In deze zaak, die zich afspeelt voor de Rechtbank Oost-Brabant, betreft het een herstelvonnis van 14 mei 2020 in een kort geding tussen HIT MKB B.V., HIT ENERGIE B.V. en HIT SPORTS B.V. (hierna: Hit c.s.) en SCHOLT ENERGY CONTROL B.V., SCHOLT ENERGY HOLDING B.V. en SCHOLT ENERGY TRADING B.V. (hierna: Scholt Energy c.s.). De zaak draait om een rectificatie van een eerder vonnis van 6 mei 2020, waarin een kennelijke fout werd vastgesteld in de tekst van de rectificatie. De voorzieningenrechter heeft op verzoek van Scholt Energy c.s. de tekst aangepast, omdat de oorspronkelijke formulering suggereerde dat er een volmacht was voor de digitale ondertekening van een contract door een verkoper van HIT Profit namens een klant.
De voorzieningenrechter heeft Hit c.s. in de gelegenheid gesteld om op het verzoek te reageren. Hit c.s. was van mening dat er geen sprake was van een kennelijke fout en dat de tekst niet aangepast diende te worden.

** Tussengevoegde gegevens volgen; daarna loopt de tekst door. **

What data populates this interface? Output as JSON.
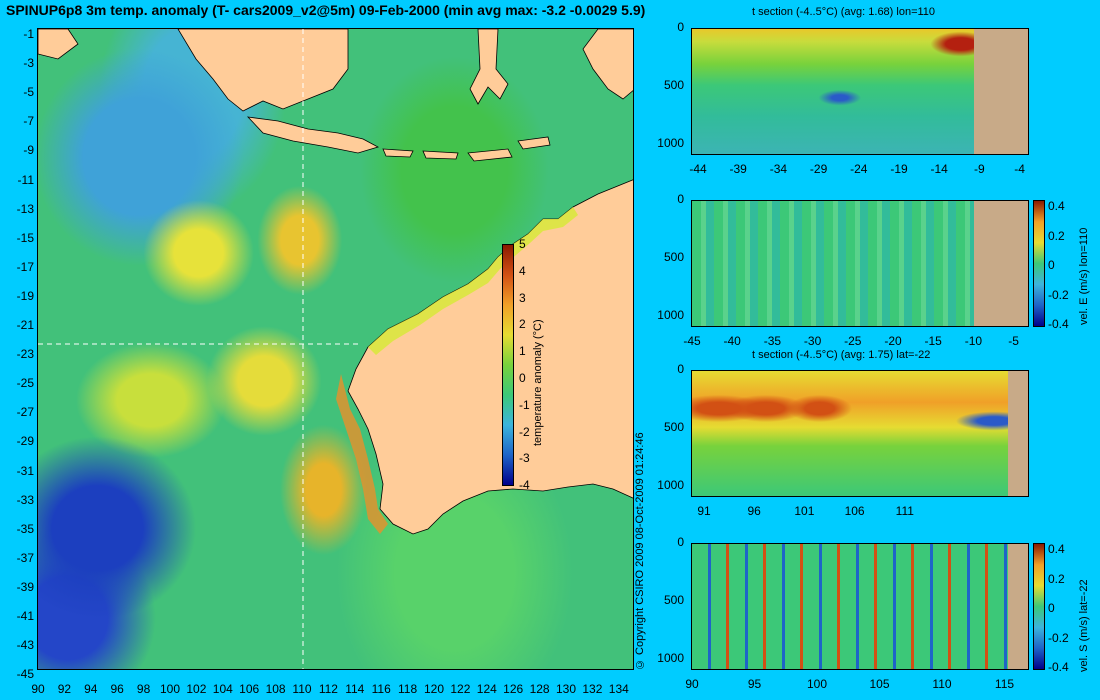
{
  "title": "SPINUP6p8 3m temp. anomaly (T- cars2009_v2@5m) 09-Feb-2000 (min avg max: -3.2 -0.0029 5.9)",
  "map": {
    "y_ticks": [
      "-1",
      "-3",
      "-5",
      "-7",
      "-9",
      "-11",
      "-13",
      "-15",
      "-17",
      "-19",
      "-21",
      "-23",
      "-25",
      "-27",
      "-29",
      "-31",
      "-33",
      "-35",
      "-37",
      "-39",
      "-41",
      "-43",
      "-45"
    ],
    "x_ticks": [
      "90",
      "92",
      "94",
      "96",
      "98",
      "100",
      "102",
      "104",
      "106",
      "108",
      "110",
      "112",
      "114",
      "116",
      "118",
      "120",
      "122",
      "124",
      "126",
      "128",
      "130",
      "132",
      "134"
    ],
    "section_lon": 110,
    "section_lat": -22,
    "colorbar": {
      "label": "temperature anomaly (°C)",
      "ticks": [
        "5",
        "4",
        "3",
        "2",
        "1",
        "0",
        "-1",
        "-2",
        "-3",
        "-4"
      ]
    },
    "copyright": "© Copyright CSIRO 2009   08-Oct-2009 01:24:46"
  },
  "panels": [
    {
      "title": "t section (-4..5°C) (avg: 1.68) lon=110",
      "y_ticks": [
        "0",
        "500",
        "1000"
      ],
      "x_ticks": [
        "-44",
        "-39",
        "-34",
        "-29",
        "-24",
        "-19",
        "-14",
        "-9",
        "-4"
      ],
      "colorbar": null
    },
    {
      "title": "",
      "y_ticks": [
        "0",
        "500",
        "1000"
      ],
      "x_ticks": [
        "-45",
        "-40",
        "-35",
        "-30",
        "-25",
        "-20",
        "-15",
        "-10",
        "-5"
      ],
      "colorbar": {
        "label": "vel. E (m/s) lon=110",
        "ticks": [
          "0.4",
          "0.2",
          "0",
          "-0.2",
          "-0.4"
        ]
      }
    },
    {
      "title": "t section (-4..5°C) (avg: 1.75) lat=-22",
      "y_ticks": [
        "0",
        "500",
        "1000"
      ],
      "x_ticks": [
        "91",
        "96",
        "101",
        "106",
        "111"
      ],
      "colorbar": null
    },
    {
      "title": "",
      "y_ticks": [
        "0",
        "500",
        "1000"
      ],
      "x_ticks": [
        "90",
        "95",
        "100",
        "105",
        "110",
        "115"
      ],
      "colorbar": {
        "label": "vel. S (m/s) lat=-22",
        "ticks": [
          "0.4",
          "0.2",
          "0",
          "-0.2",
          "-0.4"
        ]
      }
    }
  ],
  "colors": {
    "background": "#00ccff",
    "land": "#ffcc99",
    "section_land": "#c8aa88",
    "anomaly_scale": [
      "#00008b",
      "#1e64c8",
      "#3cb4dc",
      "#3cc878",
      "#78d23c",
      "#e6dc32",
      "#f0a028",
      "#d25014",
      "#8b1a00"
    ]
  }
}
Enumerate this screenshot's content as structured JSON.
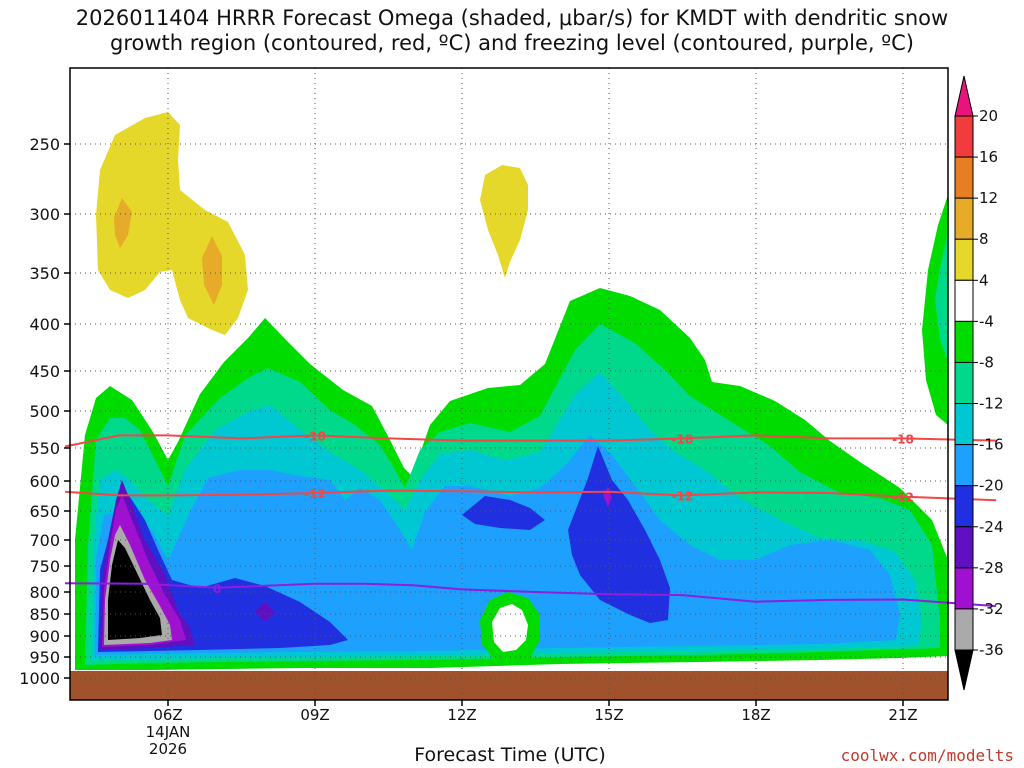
{
  "title": {
    "line1": "2026011404 HRRR Forecast Omega (shaded, μbar/s) for KMDT with dendritic snow",
    "line2": "growth region (contoured, red, ºC) and freezing level (contoured, purple, ºC)"
  },
  "credit": "coolwx.com/modelts",
  "colors": {
    "black": "#000000",
    "gray": "#aaaaaa",
    "purple": "#a010d0",
    "violet": "#6010c0",
    "blue": "#2030e0",
    "lightblue": "#1ea0ff",
    "cyan": "#00c8d2",
    "seafoam": "#00d88c",
    "green": "#00dc00",
    "yellow": "#e6d82a",
    "gold": "#e6ab28",
    "orange": "#e67e22",
    "red": "#f03c3c",
    "magenta": "#e6147c",
    "ground": "#a0522d",
    "dgz": "#f04848",
    "freezing": "#8c1ee0"
  },
  "chart_data": {
    "type": "heatmap",
    "xlabel": "Forecast Time (UTC)",
    "x_ticks": [
      "06Z",
      "09Z",
      "12Z",
      "15Z",
      "18Z",
      "21Z"
    ],
    "x_date_label": [
      "14JAN",
      "2026"
    ],
    "y_ticks": [
      250,
      300,
      350,
      400,
      450,
      500,
      550,
      600,
      650,
      700,
      750,
      800,
      850,
      900,
      950,
      1000
    ],
    "yaxis": "pressure (hPa), inverted",
    "colorbar": {
      "unit": "μbar/s",
      "levels": [
        20,
        16,
        12,
        8,
        4,
        -4,
        -8,
        -12,
        -16,
        -20,
        -24,
        -28,
        -32,
        -36
      ],
      "colors": [
        "#e6147c",
        "#f03c3c",
        "#e67e22",
        "#e6ab28",
        "#e6d82a",
        "#ffffff",
        "#00dc00",
        "#00d88c",
        "#00c8d2",
        "#1ea0ff",
        "#2030e0",
        "#6010c0",
        "#a010d0",
        "#aaaaaa",
        "#000000"
      ]
    },
    "contours": [
      {
        "label": "-18",
        "color": "#f04848",
        "points": [
          [
            3.9,
            548
          ],
          [
            5.0,
            533
          ],
          [
            6.0,
            533
          ],
          [
            7.5,
            537
          ],
          [
            9.0,
            533
          ],
          [
            10.5,
            537
          ],
          [
            12.0,
            540
          ],
          [
            13.5,
            540
          ],
          [
            15.0,
            540
          ],
          [
            16.5,
            537
          ],
          [
            18.0,
            533
          ],
          [
            19.5,
            537
          ],
          [
            21.0,
            537
          ],
          [
            22.9,
            540
          ]
        ]
      },
      {
        "label": "-12",
        "color": "#f04848",
        "points": [
          [
            3.9,
            618
          ],
          [
            5.0,
            624
          ],
          [
            6.0,
            624
          ],
          [
            7.5,
            623
          ],
          [
            9.0,
            620
          ],
          [
            10.5,
            616
          ],
          [
            12.0,
            617
          ],
          [
            13.5,
            619
          ],
          [
            15.0,
            618
          ],
          [
            16.5,
            624
          ],
          [
            18.0,
            619
          ],
          [
            19.5,
            620
          ],
          [
            21.0,
            626
          ],
          [
            22.9,
            632
          ]
        ]
      },
      {
        "label": "0",
        "color": "#8c1ee0",
        "points": [
          [
            3.9,
            783
          ],
          [
            5.5,
            784
          ],
          [
            7.0,
            792
          ],
          [
            9.0,
            784
          ],
          [
            10.0,
            784
          ],
          [
            11.0,
            787
          ],
          [
            12.0,
            795
          ],
          [
            13.5,
            800
          ],
          [
            15.0,
            805
          ],
          [
            16.5,
            807
          ],
          [
            18.0,
            822
          ],
          [
            19.5,
            818
          ],
          [
            21.0,
            817
          ],
          [
            22.9,
            832
          ]
        ]
      }
    ],
    "x_range_hours_from_06Z": [
      -2.0,
      15.8
    ]
  }
}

Echter, de voorzieningenrechter oordeelde dat de aanhalingstekens in de rectificatie abusievelijk waren weggelaten, wat leidde tot verwarring over de betekenis van de zin. De rechter heeft het verzoek tot verbetering dan ook toegewezen.
In de beslissing is bepaald dat de tekst van het vonnis van 6 mei 2020 wordt gewijzigd, zodat de rectificatie nu correct is weergegeven. Tevens is gelast dat partijen de ontvangen afschriften van het eerdere vonnis aan de griffie van de rechtbank dienen te retourneren. Dit vonnis is openbaar uitgesproken door mr. E. Loesberg op 14 mei 2020.